Even among D.C. schools, GDS has a reputation of being overwhelmingly liberal. Whenever I tell someone I go to GDS, they are quick to ask me, “Do students there even know what conservatives or Republicans believe? Or do they just associate ‘conservative’ with ‘bad’ or ‘racist’?”

I’m concerned for GDS students. We rarely encounter conservative viewpoints, and when we do hear about them, it’s from a liberal perspective. 

Many people in the GDS community associate all conservatives with racist and homophobic right-wing radicals who aren’t even worth debating. That frustrates me because some of my conservative family members and friends are people of color and others are members of the LGBTQ+ community—they don’t fit that stereotype at all.

The political makeup at GDS does not represent our country. How are we supposed to engage with our peers outside of the GDS community when we aren’t being exposed to people whose views don’t align with the majority of the school?

We, like everyone, need to be challenged by people who disagree and be given the opportunity to defend our views and try on different ideas. We are in for a rude awakening when we leave the GDS bubble. 

There is certainly a so-called correct political persuasion at GDS. If you aren’t liberal or left-leaning, you are considered an outcast at school, even though the GDS website says, “At GDS, we cultivate a warm, diverse, inclusive community.”

 “It gets to a point where sometimes people are pretty non-accepting of even small deviations from the one opinion that’s considered politically correct,” senior Avani Ahuja told me.

I remember when a GDS friend told me not to date a guy because he was a “Trumpie,” even though she wasn’t even sure he supports Trump. Nothing else about him mattered to my friend, only his supposed politics. Many GDS students I know would agree. 

GDS may not be responsible for students’ closed-mindedness, but for our sake, the school should make an effort to counteract that mindset before we graduate and venture off into the real world. One way for teachers and administrators to do that would be to prioritize political diversity among guest speakers in classes and at assemblies.

Jeffrey Goldberg, a former GDS parent and the editor-in-chief of The Atlantic, said in an interview that “the more GDS can do to teach its students that people with differing viewpoints are not axiomatically enemies, the better off GDS students will be, not only intellectually, but in their future academic careers and professions.”

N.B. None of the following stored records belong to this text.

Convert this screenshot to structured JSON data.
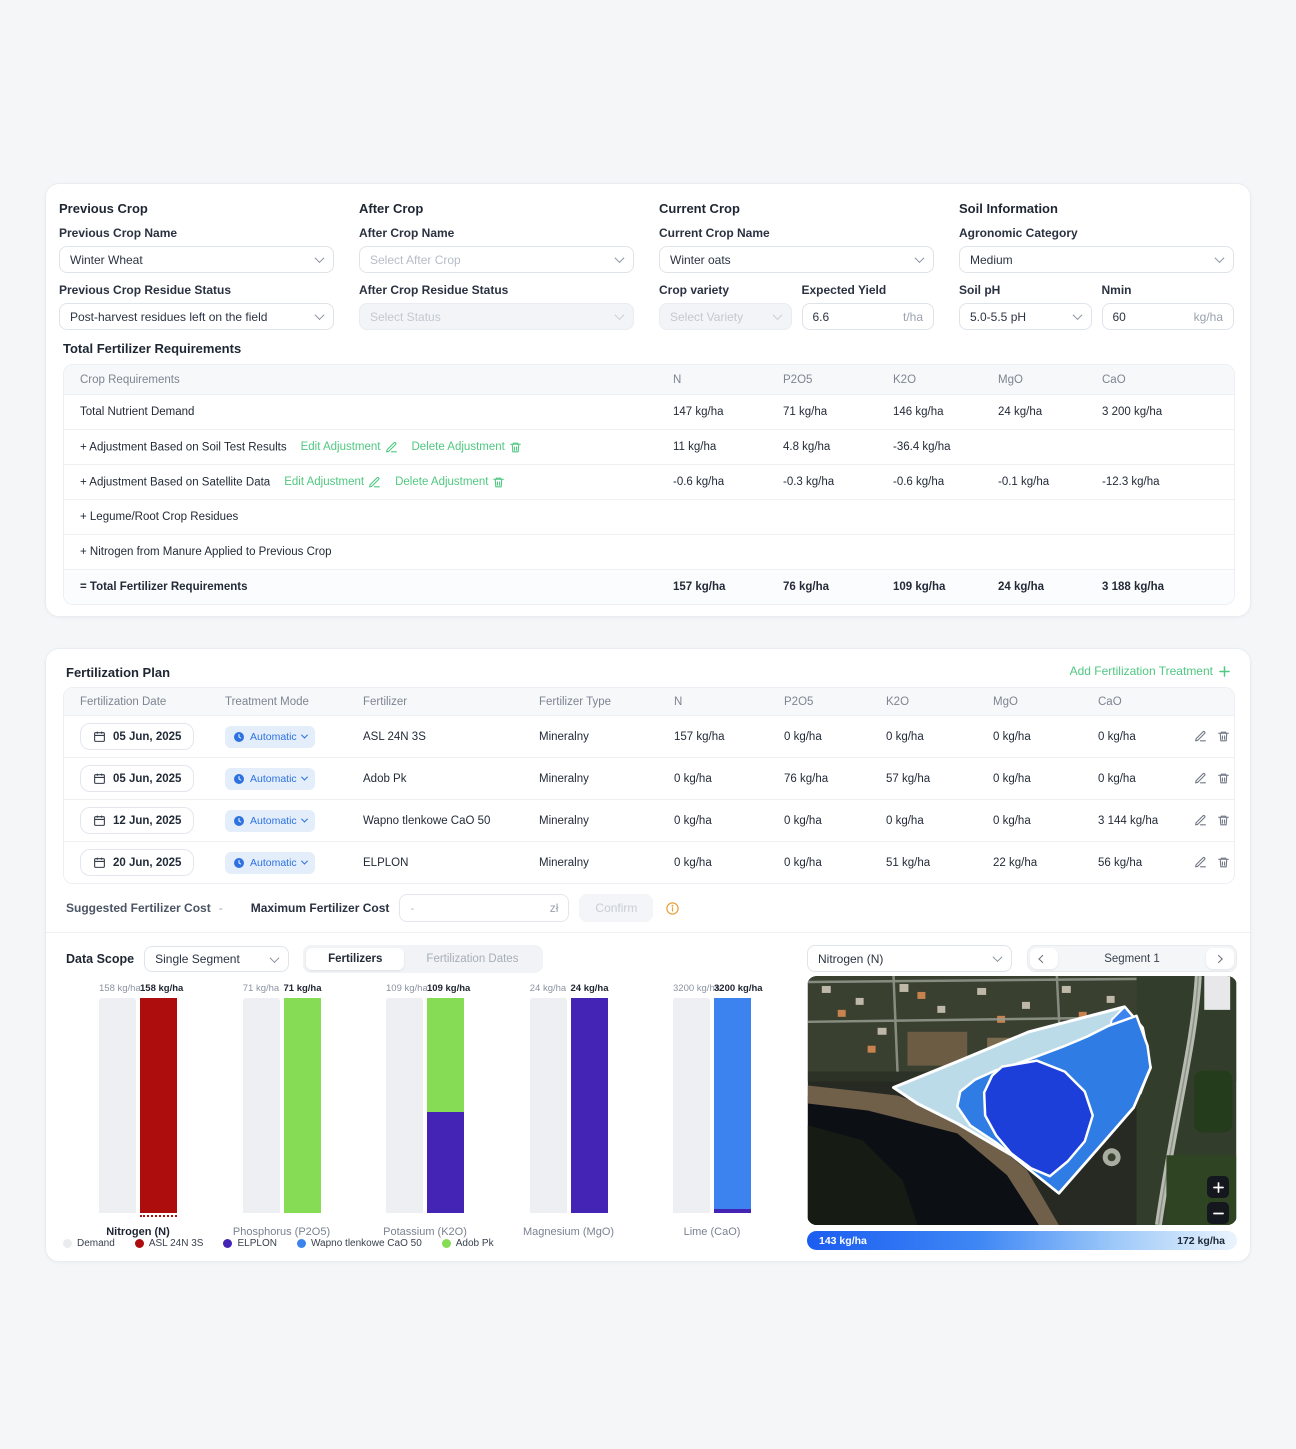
{
  "crop_form": {
    "sections": [
      {
        "title": "Previous Crop",
        "name_label": "Previous Crop Name",
        "name_value": "Winter Wheat",
        "residue_label": "Previous Crop Residue Status",
        "residue_value": "Post-harvest residues left on the field"
      },
      {
        "title": "After Crop",
        "name_label": "After Crop Name",
        "name_placeholder": "Select After Crop",
        "residue_label": "After Crop Residue Status",
        "residue_placeholder": "Select Status"
      },
      {
        "title": "Current Crop",
        "name_label": "Current Crop Name",
        "name_value": "Winter oats",
        "variety_label": "Crop variety",
        "variety_placeholder": "Select Variety",
        "yield_label": "Expected Yield",
        "yield_value": "6.6",
        "yield_suffix": "t/ha"
      },
      {
        "title": "Soil Information",
        "category_label": "Agronomic Category",
        "category_value": "Medium",
        "ph_label": "Soil pH",
        "ph_value": "5.0-5.5 pH",
        "nmin_label": "Nmin",
        "nmin_value": "60",
        "nmin_suffix": "kg/ha"
      }
    ]
  },
  "requirements": {
    "title": "Total Fertilizer Requirements",
    "columns": [
      "Crop Requirements",
      "N",
      "P2O5",
      "K2O",
      "MgO",
      "CaO"
    ],
    "edit_link": "Edit Adjustment",
    "delete_link": "Delete Adjustment",
    "rows": [
      {
        "label": "Total Nutrient Demand",
        "links": false,
        "values": [
          "147 kg/ha",
          "71 kg/ha",
          "146 kg/ha",
          "24 kg/ha",
          "3 200 kg/ha"
        ],
        "total": false
      },
      {
        "label": "+ Adjustment Based on Soil Test Results",
        "links": true,
        "values": [
          "11 kg/ha",
          "4.8 kg/ha",
          "-36.4 kg/ha",
          "",
          ""
        ],
        "total": false
      },
      {
        "label": "+ Adjustment Based on Satellite Data",
        "links": true,
        "values": [
          "-0.6 kg/ha",
          "-0.3 kg/ha",
          "-0.6 kg/ha",
          "-0.1 kg/ha",
          "-12.3 kg/ha"
        ],
        "total": false
      },
      {
        "label": "+ Legume/Root Crop Residues",
        "links": false,
        "values": [
          "",
          "",
          "",
          "",
          ""
        ],
        "total": false
      },
      {
        "label": "+ Nitrogen from Manure Applied to Previous Crop",
        "links": false,
        "values": [
          "",
          "",
          "",
          "",
          ""
        ],
        "total": false
      },
      {
        "label": "= Total Fertilizer Requirements",
        "links": false,
        "values": [
          "157 kg/ha",
          "76 kg/ha",
          "109 kg/ha",
          "24 kg/ha",
          "3 188 kg/ha"
        ],
        "total": true
      }
    ]
  },
  "plan": {
    "title": "Fertilization Plan",
    "add_link": "Add Fertilization Treatment",
    "columns": [
      "Fertilization Date",
      "Treatment Mode",
      "Fertilizer",
      "Fertilizer Type",
      "N",
      "P2O5",
      "K2O",
      "MgO",
      "CaO"
    ],
    "rows": [
      {
        "date": "05 Jun, 2025",
        "mode": "Automatic",
        "fertilizer": "ASL 24N 3S",
        "type": "Mineralny",
        "values": [
          "157 kg/ha",
          "0 kg/ha",
          "0 kg/ha",
          "0 kg/ha",
          "0 kg/ha"
        ]
      },
      {
        "date": "05 Jun, 2025",
        "mode": "Automatic",
        "fertilizer": "Adob Pk",
        "type": "Mineralny",
        "values": [
          "0 kg/ha",
          "76 kg/ha",
          "57 kg/ha",
          "0 kg/ha",
          "0 kg/ha"
        ]
      },
      {
        "date": "12 Jun, 2025",
        "mode": "Automatic",
        "fertilizer": "Wapno tlenkowe CaO 50",
        "type": "Mineralny",
        "values": [
          "0 kg/ha",
          "0 kg/ha",
          "0 kg/ha",
          "0 kg/ha",
          "3 144 kg/ha"
        ]
      },
      {
        "date": "20 Jun, 2025",
        "mode": "Automatic",
        "fertilizer": "ELPLON",
        "type": "Mineralny",
        "values": [
          "0 kg/ha",
          "0 kg/ha",
          "51 kg/ha",
          "22 kg/ha",
          "56 kg/ha"
        ]
      }
    ],
    "cost": {
      "suggested_label": "Suggested Fertilizer Cost",
      "suggested_value": "-",
      "max_label": "Maximum Fertilizer Cost",
      "input_placeholder": "-",
      "currency": "zł",
      "confirm_label": "Confirm"
    }
  },
  "scope": {
    "label": "Data Scope",
    "selected": "Single Segment",
    "tabs": [
      "Fertilizers",
      "Fertilization Dates"
    ],
    "active_tab": "Fertilizers"
  },
  "chart_data": {
    "type": "bar",
    "subtype": "grouped demand vs applied, applied stacked by fertilizer",
    "categories": [
      "Nitrogen (N)",
      "Phosphorus (P2O5)",
      "Potassium (K2O)",
      "Magnesium (MgO)",
      "Lime (CaO)"
    ],
    "highlighted_category": "Nitrogen (N)",
    "demand_values": [
      158,
      71,
      109,
      24,
      3200
    ],
    "applied_totals": [
      158,
      71,
      109,
      24,
      3200
    ],
    "demand_labels": [
      "158 kg/ha",
      "71 kg/ha",
      "109 kg/ha",
      "24 kg/ha",
      "3200 kg/ha"
    ],
    "applied_labels": [
      "158 kg/ha",
      "71 kg/ha",
      "109 kg/ha",
      "24 kg/ha",
      "3200 kg/ha"
    ],
    "ylabel": "kg/ha",
    "series": [
      {
        "name": "ELPLON",
        "color": "#4424b4",
        "values": [
          0,
          0,
          51,
          24,
          56
        ]
      },
      {
        "name": "Wapno tlenkowe CaO 50",
        "color": "#3c83f0",
        "values": [
          0,
          0,
          0,
          0,
          3144
        ]
      },
      {
        "name": "Adob Pk",
        "color": "#87dc55",
        "values": [
          0,
          71,
          58,
          0,
          0
        ]
      },
      {
        "name": "ASL 24N 3S",
        "color": "#ad0d0d",
        "values": [
          158,
          0,
          0,
          0,
          0
        ]
      }
    ],
    "demand_color": "#edeff3",
    "legend": [
      {
        "name": "Demand",
        "color": "#e9ebef"
      },
      {
        "name": "ASL 24N 3S",
        "color": "#ad0d0d"
      },
      {
        "name": "ELPLON",
        "color": "#4424b4"
      },
      {
        "name": "Wapno tlenkowe CaO 50",
        "color": "#3c83f0"
      },
      {
        "name": "Adob Pk",
        "color": "#87dc55"
      }
    ]
  },
  "map": {
    "nutrient_selected": "Nitrogen (N)",
    "segment_label": "Segment 1",
    "legend_min": "143 kg/ha",
    "legend_max": "172 kg/ha"
  },
  "colors": {
    "accent_green": "#50c882",
    "accent_blue": "#2d72e0",
    "info_orange": "#e8a33d",
    "zone_pale": "#bcdbe9",
    "zone_mid": "#2e7ce4",
    "zone_dark": "#1d3fd9"
  }
}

Sophomore Malcolm Baar said that at GDS, non-liberal students “are shunned by other people, and what they think doesn’t matter. It’s seen as irrelevant.”

If GDS helped us engage in more conversations with people who don’t agree, students could break the habit of mindlessly subscribing to partisan views. 

GDS takes pride in enrolling students and hiring teachers of different backgrounds with regard to race, ethnicity, gender identity and socioeconomic status. Even though the school has diversity in those areas, it lacks political diversity, so it is all the more important that the school try to expose its students to different viewpoints in the classroom. 

I understand that it is hard for GDS to bring in right-leaning assembly speakers since D.C. is so liberal, but we’ve brought in speakers from all over the country. The school’s liberal atmosphere may not be appealing to some conservatives, but assuming that fact without trying is itself a part of the problem that a more politically diverse lineup of speakers could help combat. And reaching across the aisle is a major conservative talking point.

Assemblies shouldn’t just be a way for the school to endorse speakers, but a way to foster political engagement. As we all know, GDS students like to challenge assembly speakers. Diversity of opinion fuels discourse. 

Sophomore Joe Finkelstein believes that not learning about other viewpoints restricts students’ ability to engage across the political spectrum. Even if your mind isn’t changed, he said, “understanding the opposite viewpoint gives you a better ability to argue against it.”

“Diversity is hugely important,” Goldberg said, “but if you have a community in which people from diverse racial, ethnic, religious and gender backgrounds all think exactly the same way, you are not fully diverse.”